Re-election in 2020 shaped Trump’s response to Huawei and ZTE, says former adviser

Re-election in 2020 shaped Trump’s response to Huawei and ZTE, says former adviser

John Bolton.jpg

American policy towards Chinese vendors Huawei and ZTE has been shaped by politics and by the US president’s desire to make “personal gestures” to his Chinese counterpart, according to a new book.

Many people have suggested as much over the past two years, but this is the first indication from a first-hand witness that President Donald Trump’s policy on the vendors was shaped by commercial and electoral considerations rather than perceived security issues.

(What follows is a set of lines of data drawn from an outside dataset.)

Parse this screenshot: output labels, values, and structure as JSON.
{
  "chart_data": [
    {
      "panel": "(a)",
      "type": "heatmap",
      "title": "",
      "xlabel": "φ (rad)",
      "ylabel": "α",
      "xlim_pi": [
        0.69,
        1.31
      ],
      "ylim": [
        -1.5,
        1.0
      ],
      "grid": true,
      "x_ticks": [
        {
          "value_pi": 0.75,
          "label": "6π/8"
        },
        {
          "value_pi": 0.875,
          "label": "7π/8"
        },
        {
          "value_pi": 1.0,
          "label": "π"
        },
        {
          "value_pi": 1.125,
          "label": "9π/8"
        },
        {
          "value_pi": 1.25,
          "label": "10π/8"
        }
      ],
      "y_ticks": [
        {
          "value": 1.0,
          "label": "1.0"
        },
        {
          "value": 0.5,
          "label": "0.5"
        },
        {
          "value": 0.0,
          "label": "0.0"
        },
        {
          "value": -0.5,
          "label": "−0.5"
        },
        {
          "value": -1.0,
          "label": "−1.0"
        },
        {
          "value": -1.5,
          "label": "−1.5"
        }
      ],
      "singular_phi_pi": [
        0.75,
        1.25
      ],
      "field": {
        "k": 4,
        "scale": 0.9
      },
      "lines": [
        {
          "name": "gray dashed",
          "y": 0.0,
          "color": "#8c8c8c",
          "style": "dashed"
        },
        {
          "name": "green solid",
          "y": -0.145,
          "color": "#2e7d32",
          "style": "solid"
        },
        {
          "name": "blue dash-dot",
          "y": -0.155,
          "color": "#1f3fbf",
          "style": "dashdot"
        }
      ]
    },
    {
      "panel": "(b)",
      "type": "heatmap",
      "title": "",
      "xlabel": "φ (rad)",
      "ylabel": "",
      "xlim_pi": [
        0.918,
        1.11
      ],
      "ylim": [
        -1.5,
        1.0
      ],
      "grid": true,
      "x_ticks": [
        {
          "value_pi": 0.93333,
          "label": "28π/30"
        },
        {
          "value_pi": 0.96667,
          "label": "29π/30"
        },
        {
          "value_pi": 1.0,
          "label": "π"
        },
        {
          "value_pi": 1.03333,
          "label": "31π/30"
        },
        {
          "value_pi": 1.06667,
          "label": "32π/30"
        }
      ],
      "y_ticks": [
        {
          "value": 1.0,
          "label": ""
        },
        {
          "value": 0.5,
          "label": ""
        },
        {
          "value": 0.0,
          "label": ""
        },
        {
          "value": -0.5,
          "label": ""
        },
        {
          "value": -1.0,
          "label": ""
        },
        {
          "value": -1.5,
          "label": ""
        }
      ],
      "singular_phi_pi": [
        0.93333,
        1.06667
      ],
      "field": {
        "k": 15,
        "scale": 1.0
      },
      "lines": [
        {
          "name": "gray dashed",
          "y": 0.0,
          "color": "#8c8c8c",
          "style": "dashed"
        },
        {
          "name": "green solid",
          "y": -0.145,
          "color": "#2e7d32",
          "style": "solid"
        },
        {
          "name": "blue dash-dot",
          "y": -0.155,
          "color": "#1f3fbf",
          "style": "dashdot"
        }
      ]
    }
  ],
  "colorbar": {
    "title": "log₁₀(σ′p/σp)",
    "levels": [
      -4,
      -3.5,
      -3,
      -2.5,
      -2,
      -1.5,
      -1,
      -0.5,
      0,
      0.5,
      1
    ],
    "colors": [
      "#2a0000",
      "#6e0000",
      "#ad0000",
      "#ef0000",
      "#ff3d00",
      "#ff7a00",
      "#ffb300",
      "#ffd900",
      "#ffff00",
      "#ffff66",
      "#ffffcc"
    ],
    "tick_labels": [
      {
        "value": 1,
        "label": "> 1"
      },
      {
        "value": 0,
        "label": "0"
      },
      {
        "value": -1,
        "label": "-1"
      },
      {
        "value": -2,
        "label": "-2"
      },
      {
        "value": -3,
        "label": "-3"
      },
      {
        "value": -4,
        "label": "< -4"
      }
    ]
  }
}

In an extract from his new book, to be published next Tuesday, former US national security adviser John Bolton shows that Trump was willing to ease action against the two suppliers – for a price.

“Trump … saw this not as a policy issue to be resolved but as an opportunity to make personal gestures to [Chinese President] Xi,” writes Bolton (pictured) in an extract published in the Wall Street Journal last night.

“In 2018, for example, he reversed penalties that [commerce secretary Wilbur] Ross and the Commerce Department had imposed on ZTE. In 2019, he offered to reverse criminal prosecution against Huawei if it would help in the trade deal – which, of course, was primarily about getting Trump re-elected in 2020.”

The White House has been trying to ban publication of Bolton’s book, The Room Where It Happened: A White House Memoir, to be published on 23 June.

In the extract, Bolton expresses sympathy with the measures taken against Huawei and ZTE, writing: “Ross and others repeatedly pushed to strictly enforce US regulations and criminal laws against fraudulent conduct, including both firms’ flouting of US sanctions against Iran and other rogue states.”

The US started action against ZTE when it uncovered documents showing the company had conspired to include US hardware and software in equipment sold to Iran via intermediaries. In the documents, ZTE clearly stated that it was following the example of another Chinese company, understood to be Huawei.

ZTE paid a US$1.4 billion fine to the US in 2018; Huawei continues to deny any wrongdoing. Its CFO, Meng Wanzhou, is under house arrest in Canada facing extradition to the US over issues related to selling to Iran, and the company is on the Department of Commerce entity list, banning US companies and citizens from trading with it.

Bolton alleges in the Wall Street Journal extract: “The most important goal for Chinese ‘companies’ [his inverted commas] like Huawei and ZTE is to infiltrate telecommunications and information-technology systems, notably 5G, and subject them to Chinese control.” Huawei and ZTE deny such allegations.

Bolton writes: “These and innumerable other similar conversations with Trump formed a pattern of fundamentally unacceptable behavior that eroded the very legitimacy of the presidency.”